Multiplanar analysis for pulmonary nodule classification in CT images using deep convolutional neural network and generative adversarial networks.

机构信息

Graduate School of Health Sciences, Fujita Health University, 1-98 Dengakugakubo, Kutsukake cho, Toyoake City, Aichi, 470-1192, Japan.

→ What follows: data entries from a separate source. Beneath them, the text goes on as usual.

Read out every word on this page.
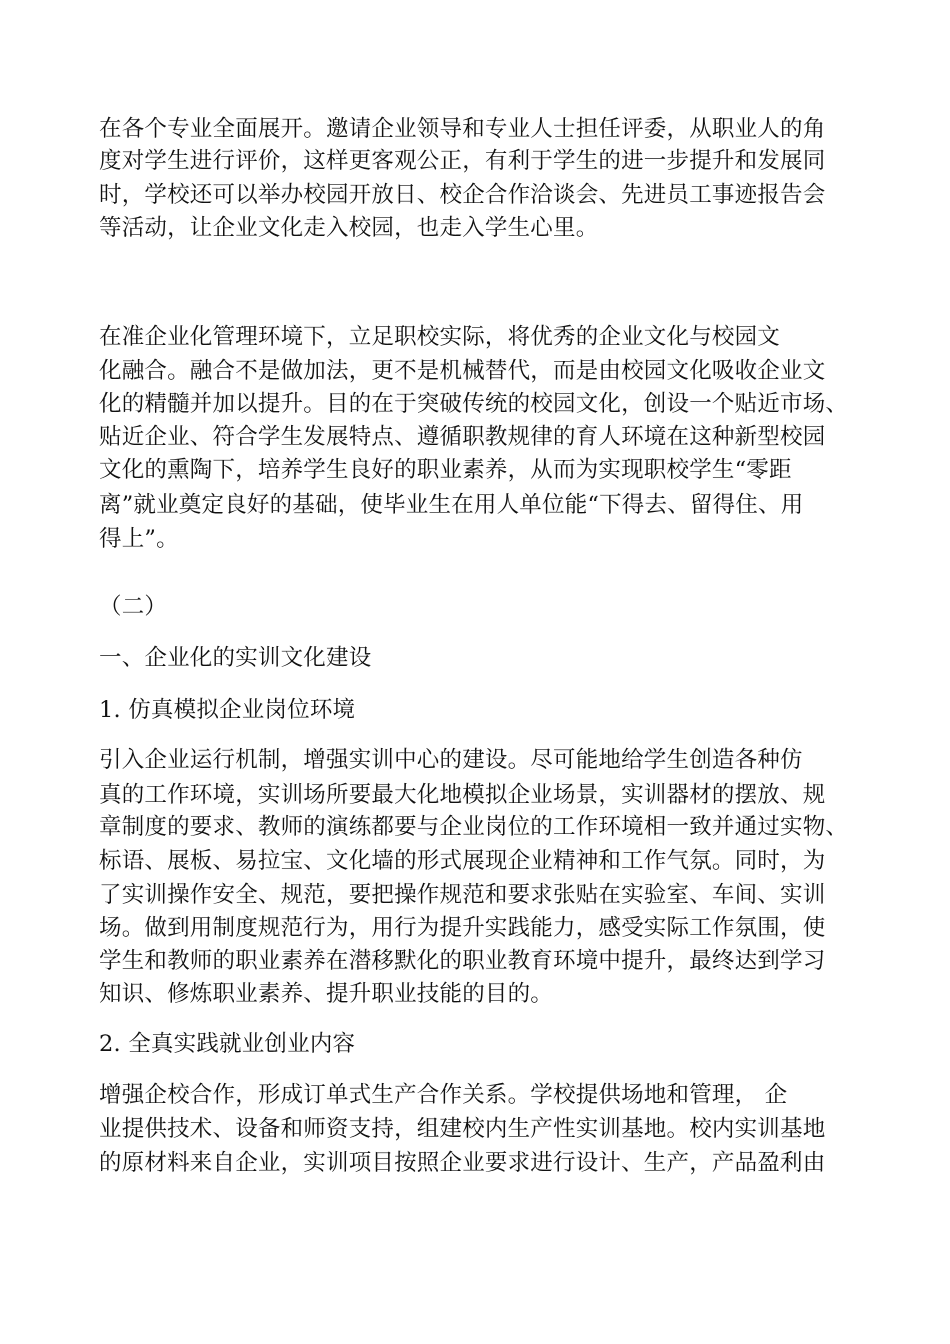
在各个专业全面展开。邀请企业领导和专业人士担任评委，从职业人的角
度对学生进行评价，这样更客观公正，有利于学生的进一步提升和发展同
时，学校还可以举办校园开放日、校企合作洽谈会、先进员工事迹报告会
等活动，让企业文化走入校园，也走入学生心里。
在准企业化管理环境下，立足职校实际，将优秀的企业文化与校园文
化融合。融合不是做加法，更不是机械替代，而是由校园文化吸收企业文
化的精髓并加以提升。目的在于突破传统的校园文化，创设一个贴近市场、
贴近企业、符合学生发展特点、遵循职教规律的育人环境在这种新型校园
文化的熏陶下，培养学生良好的职业素养，从而为实现职校学生“零距
离”就业奠定良好的基础，使毕业生在用人单位能“下得去、留得住、用
得上”。
（二）
一、企业化的实训文化建设
1. 仿真模拟企业岗位环境
引入企业运行机制，增强实训中心的建设。尽可能地给学生创造各种仿
真的工作环境，实训场所要最大化地模拟企业场景，实训器材的摆放、规
章制度的要求、教师的演练都要与企业岗位的工作环境相一致并通过实物、
标语、展板、易拉宝、文化墙的形式展现企业精神和工作气氛。同时，为
了实训操作安全、规范，要把操作规范和要求张贴在实验室、车间、实训
场。做到用制度规范行为，用行为提升实践能力，感受实际工作氛围，使
学生和教师的职业素养在潜移默化的职业教育环境中提升，最终达到学习
知识、修炼职业素养、提升职业技能的目的。
2. 全真实践就业创业内容
增强企校合作，形成订单式生产合作关系。学校提供场地和管理， 企
业提供技术、设备和师资支持，组建校内生产性实训基地。校内实训基地
的原材料来自企业，实训项目按照企业要求进行设计、生产，产品盈利由
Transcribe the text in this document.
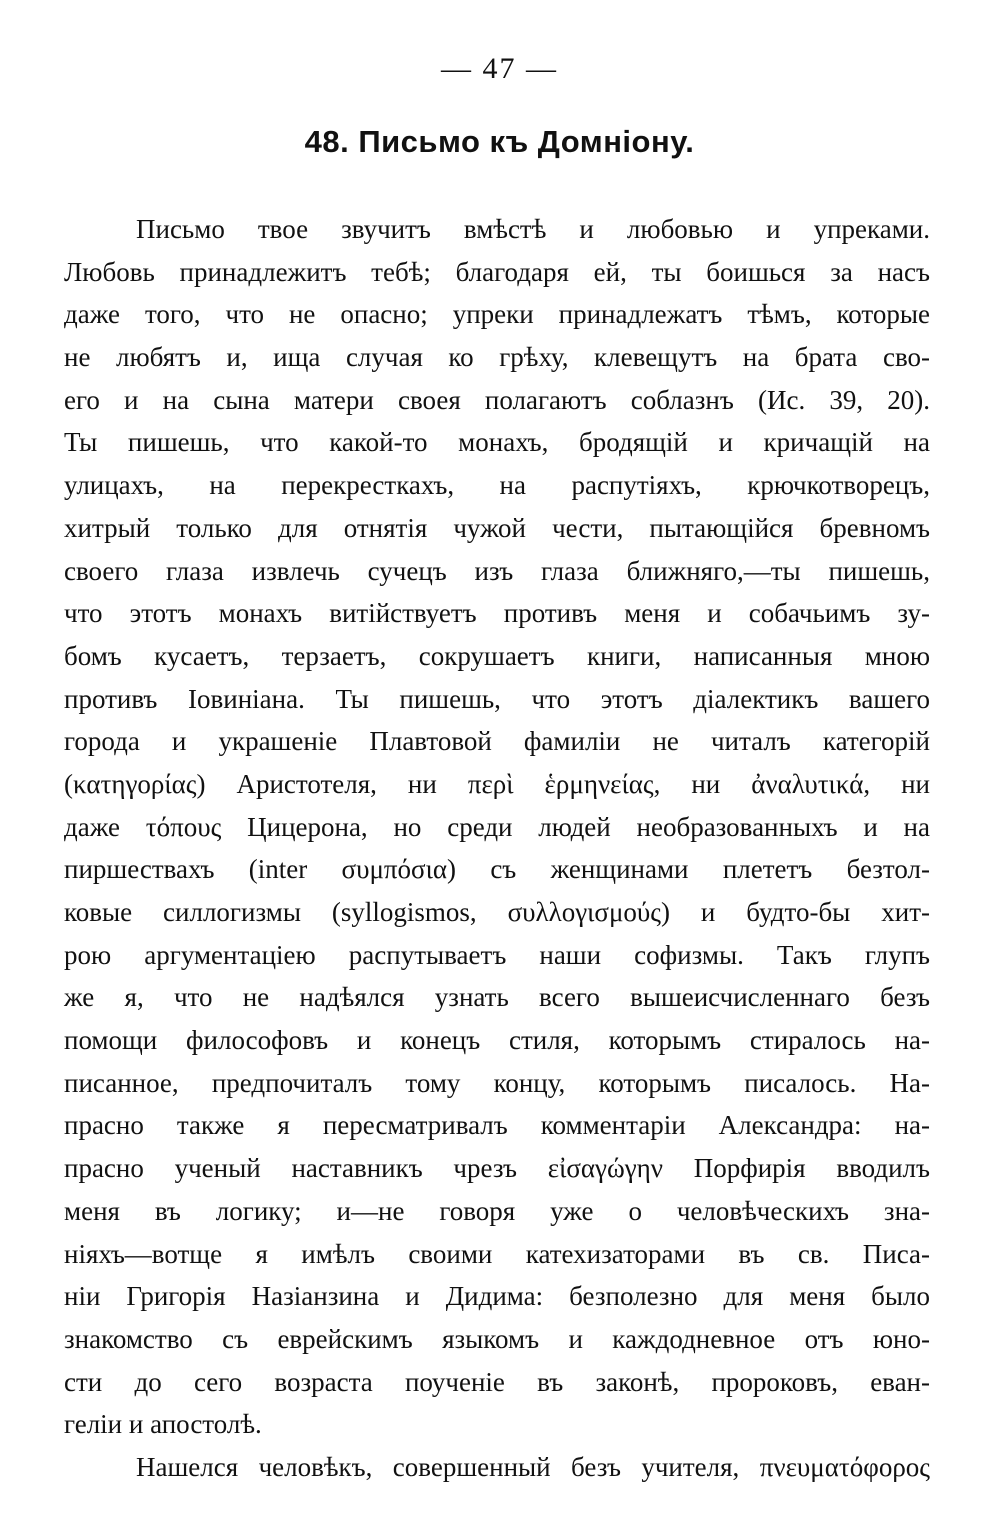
— 47 —
48. Письмо къ Домніону.
Письмо твое звучитъ вмѣстѣ и любовью и упреками.
Любовь принадлежитъ тебѣ; благодаря ей, ты боишься за насъ
даже того, что не опасно; упреки принадлежатъ тѣмъ, которые
не любятъ и, ища случая ко грѣху, клевещутъ на брата сво-
его и на сына матери своея полагаютъ соблазнъ (Ис. 39, 20).
Ты пишешь, что какой-то монахъ, бродящій и кричащій на
улицахъ, на перекресткахъ, на распутіяхъ, крючкотворецъ,
хитрый только для отнятія чужой чести, пытающійся бревномъ
своего глаза извлечь сучецъ изъ глаза ближняго,—ты пишешь,
что этотъ монахъ витійствуетъ противъ меня и собачьимъ зу-
бомъ кусаетъ, терзаетъ, сокрушаетъ книги, написанныя мною
противъ Іовиніана. Ты пишешь, что этотъ діалектикъ вашего
города и украшеніе Плавтовой фамиліи не читалъ категорій
(κατηγορίας) Аристотеля, ни περὶ ἑρμηνείας, ни ἀναλυτικά, ни
даже τόπους Цицерона, но среди людей необразованныхъ и на
пиршествахъ (inter συμπόσια) съ женщинами плететъ безтол-
ковые силлогизмы (syllogismos, συλλογισμούς) и будто-бы хит-
рою аргументаціею распутываетъ наши софизмы. Такъ глупъ
же я, что не надѣялся узнать всего вышеисчисленнаго безъ
помощи философовъ и конецъ стиля, которымъ стиралось на-
писанное, предпочиталъ тому концу, которымъ писалось. На-
прасно также я пересматривалъ комментаріи Александра: на-
прасно ученый наставникъ чрезъ εἰσαγώγην Порфирія вводилъ
меня въ логику; и—не говоря уже о человѣческихъ зна-
ніяхъ—вотще я имѣлъ своими катехизаторами въ св. Писа-
ніи Григорія Назіанзина и Дидима: безполезно для меня было
знакомство съ еврейскимъ языкомъ и каждодневное отъ юно-
сти до сего возраста поученіе въ законѣ, пророковъ, еван-
геліи и апостолѣ.
Нашелся человѣкъ, совершенный безъ учителя, πνευματόφορος
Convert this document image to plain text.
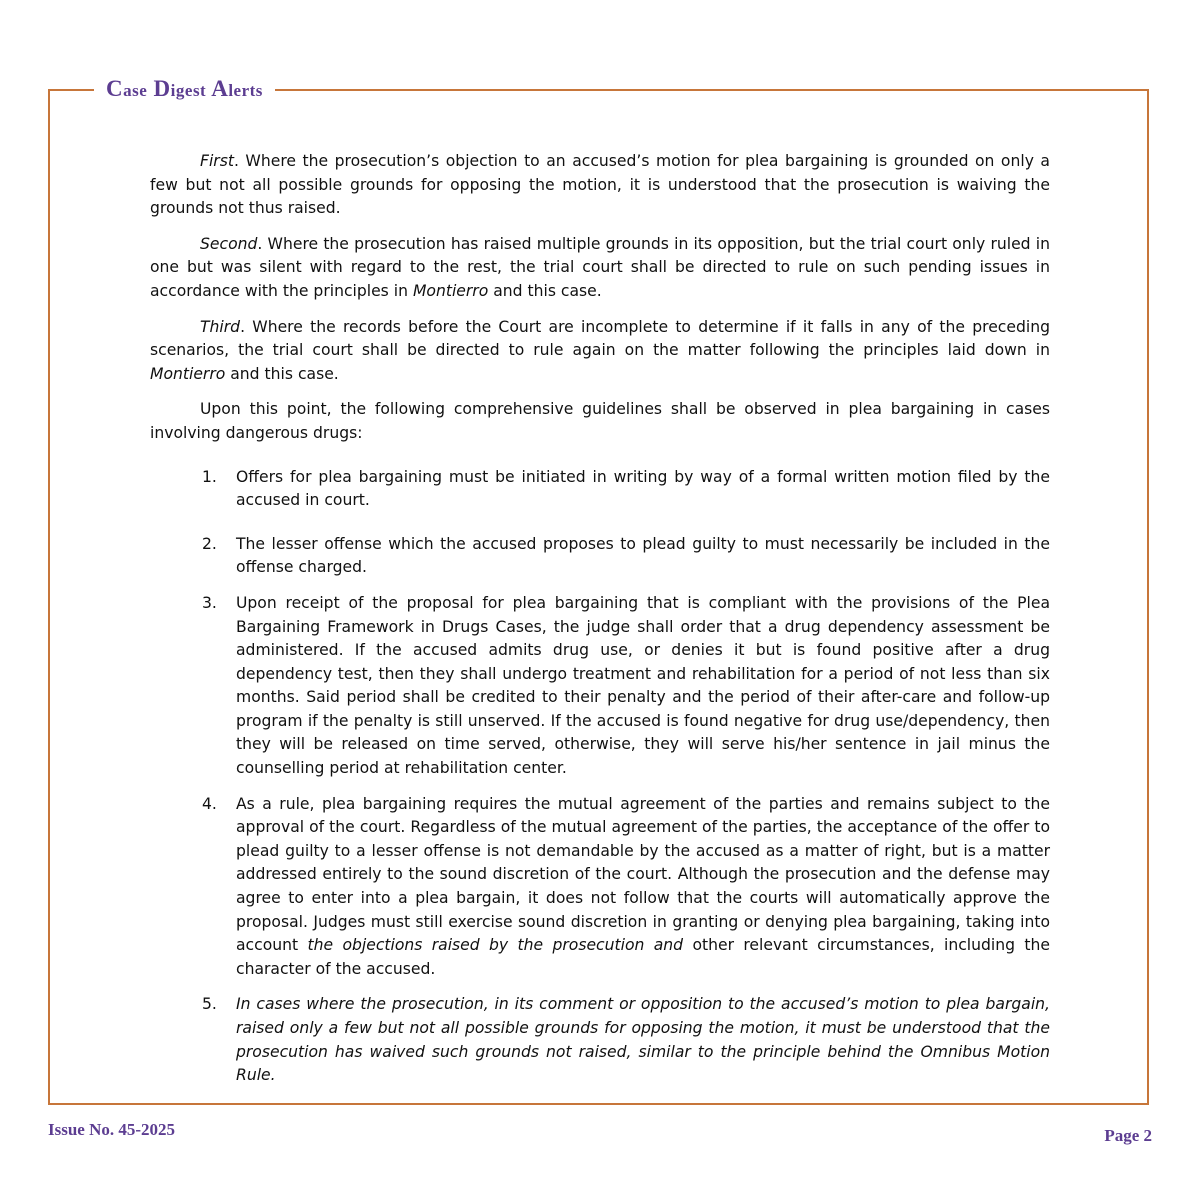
Case Digest Alerts

First. Where the prosecution’s objection to an accused’s motion for plea bargaining is grounded on only a few but not all possible grounds for opposing the motion, it is understood that the prosecution is waiving the grounds not thus raised.

Second. Where the prosecution has raised multiple grounds in its opposition, but the trial court only ruled in one but was silent with regard to the rest, the trial court shall be directed to rule on such pending issues in accordance with the principles in Montierro and this case.

Third. Where the records before the Court are incomplete to determine if it falls in any of the preceding scenarios, the trial court shall be directed to rule again on the matter following the principles laid down in Montierro and this case.

Upon this point, the following comprehensive guidelines shall be observed in plea bargaining in cases involving dangerous drugs:

1. Offers for plea bargaining must be initiated in writing by way of a formal written motion filed by the accused in court.
2. The lesser offense which the accused proposes to plead guilty to must necessarily be included in the offense charged.
3. Upon receipt of the proposal for plea bargaining that is compliant with the provisions of the Plea Bargaining Framework in Drugs Cases, the judge shall order that a drug dependency assessment be administered. If the accused admits drug use, or denies it but is found positive after a drug dependency test, then they shall undergo treatment and rehabilitation for a period of not less than six months. Said period shall be credited to their penalty and the period of their after-care and follow-up program if the penalty is still unserved. If the accused is found negative for drug use/dependency, then they will be released on time served, otherwise, they will serve his/her sentence in jail minus the counselling period at rehabilitation center.
4. As a rule, plea bargaining requires the mutual agreement of the parties and remains subject to the approval of the court. Regardless of the mutual agreement of the parties, the acceptance of the offer to plead guilty to a lesser offense is not demandable by the accused as a matter of right, but is a matter addressed entirely to the sound discretion of the court. Although the prosecution and the defense may agree to enter into a plea bargain, it does not follow that the courts will automatically approve the proposal. Judges must still exercise sound discretion in granting or denying plea bargaining, taking into account the objections raised by the prosecution and other relevant circumstances, including the character of the accused.
5. In cases where the prosecution, in its comment or opposition to the accused’s motion to plea bargain, raised only a few but not all possible grounds for opposing the motion, it must be understood that the prosecution has waived such grounds not raised, similar to the principle behind the Omnibus Motion Rule.
Issue No. 45-2025	Page 2
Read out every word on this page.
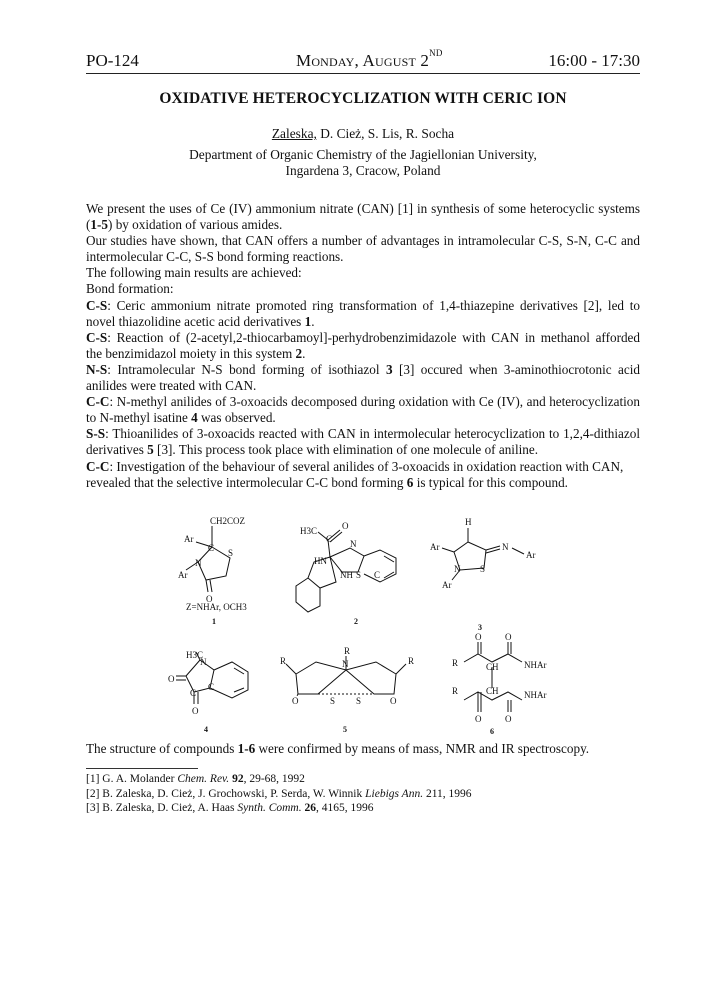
PO-124	Monday, August 2ND	16:00 - 17:30
OXIDATIVE HETEROCYCLIZATION WITH CERIC ION
Zaleska, D. Cież, S. Lis, R. Socha
Department of Organic Chemistry of the Jagiellonian University,
Ingardena 3, Cracow, Poland

We present the uses of Ce (IV) ammonium nitrate (CAN) [1] in synthesis of some heterocyclic systems (1-5) by oxidation of various amides.

Our studies have shown, that CAN offers a number of advantages in intramolecular C-S, S-N, C-C and intermolecular C-C, S-S bond forming reactions.

The following main results are achieved:

Bond formation:

C-S: Ceric ammonium nitrate promoted ring transformation of 1,4-thiazepine derivatives [2], led to novel thiazolidine acetic acid derivatives 1.

C-S: Reaction of (2-acetyl,2-thiocarbamoyl]-perhydrobenzimidazole with CAN in methanol afforded the benzimidazol moiety in this system 2.

N-S: Intramolecular N-S bond forming of isothiazol 3 [3] occured when 3-aminothiocrotonic acid anilides were treated with CAN.

C-C: N-methyl anilides of 3-oxoacids decomposed during oxidation with Ce (IV), and heterocyclization to N-methyl isatine 4 was observed.

S-S: Thioanilides of 3-oxoacids reacted with CAN in intermolecular heterocyclization to 1,2,4-dithiazol derivatives 5 [3]. This process took place with elimination of one molecule of aniline.

C-C: Investigation of the behaviour of several anilides of 3-oxoacids in oxidation reaction with CAN, revealed that the selective intermolecular C-C bond forming 6 is typical for this compound.

CH2COZ
Ar
C S
N
Ar
O
Z=NHAr, OCH3
1
H3C
C
O
HN
NH
N
S C
2
H
Ar
N S
Ar
N
Ar
3
H3C
N
O
C
C
O
4
R
N
R	R
O	S S	O
5
O	O
R	CH	NHAr
R	CH	NHAr
O	O
6
The structure of compounds 1-6 were confirmed by means of mass, NMR and IR spectroscopy.
[1] G. A. Molander Chem. Rev. 92, 29-68, 1992
[2] B. Zaleska, D. Cież, J. Grochowski, P. Serda, W. Winnik Liebigs Ann. 211, 1996
[3] B. Zaleska, D. Cież, A. Haas Synth. Comm. 26, 4165, 1996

Fujita Health University Hospital, 1-98 Dengakugakubo, Kutsukake cho, Toyoake City, Aichi, 470-1192, Japan.

出版信息

Int J Comput Assist Radiol Surg. 2020 Jan;15(1):173-178. doi: 10.1007/s11548-019-02092-z. Epub 2019 Nov 16.

Abstract

PURPOSE

Early detection and treatment of lung cancer holds great importance. However, pulmonary-nodule classification using CT images alone is difficult to realize. To address this concern, a method for pulmonary-nodule classification based on a deep convolutional neural network (DCNN) and generative adversarial networks (GAN) has previously been proposed by the authors. In that method, the said classification was performed exclusively using axial cross sections of pulmonary nodules. During actual medical-examination procedures, however, a comprehensive judgment can only be made via observation of various pulmonary-nodule cross sections. In the present study, a comprehensive analysis was performed by extending the application of the previously proposed DCNN- and GAN-based automatic classification method to multiple cross sections of pulmonary nodules.

METHODS

Using the proposed method, CT images of 60 cases with confirmed pathological diagnosis by biopsy are analyzed. Firstly, multiplanar images of the pulmonary nodule are generated. Classification training was performed for three DCNNs. A certain pretraining was initially performed using GAN-generated nodule images. This was followed by fine-tuning of each pretrained DCNN using original nodule images provided as input.

RESULTS

As a result of the evaluation, the specificity was 77.8% and the sensitivity was 93.9%. Additionally, the specificity was observed to have improved by 11.1% without any reduction in the sensitivity, compared to our previous report.

CONCLUSION

This study reports development of a comprehensive analysis method to classify pulmonary nodules at multiple sections using GAN and DCNN. The effectiveness of the proposed discrimination method based on use of multiplanar images has been demonstrated to be improved compared to that realized in a previous study reported by the authors. In addition, the possibility of enhancing classification accuracy via application of GAN-generated images, instead of data augmentation, for pretraining even for medical datasets that contain relatively few images has also been demonstrated.

摘要

目的

早期发现和治疗肺癌至关重要。然而,仅使用 CT 图像对肺结节进行分类是困难的。为了解决这个问题,作者之前提出了一种基于深度卷积神经网络(DCNN)和生成对抗网络(GAN)的肺结节分类方法。在该方法中,仅使用肺结节的轴向横截面进行分类。然而,在实际的体检过程中,只能通过观察各种肺结节的横截面来进行全面的判断。在本研究中,通过将之前提出的基于 DCNN 和 GAN 的自动分类方法的应用扩展到肺结节的多个横截面上,进行了全面的分析。

方法

使用所提出的方法,对 60 例经活检证实的病理诊断的 CT 图像进行分析。首先,生成肺结节的多平面图像。对三个 DCNN 进行分类训练。首先使用 GAN 生成的结节图像进行初步预训练,然后使用提供的原始结节图像对每个预训练的 DCNN 进行微调。

结果

评估结果显示,特异性为 77.8%,敏感性为 93.9%。与作者之前的报告相比,特异性提高了 11.1%,而敏感性没有降低。

结论

本研究报告了一种使用 GAN 和 DCNN 对多个截面的肺结节进行分类的综合分析方法。与作者之前报告的研究相比,使用多平面图像的基于判别方法的有效性已被证明有所提高。此外,通过使用 GAN 生成的图像而不是数据增强进行预训练,即使对于包含相对较少图像的医学数据集,也有可能提高分类准确性。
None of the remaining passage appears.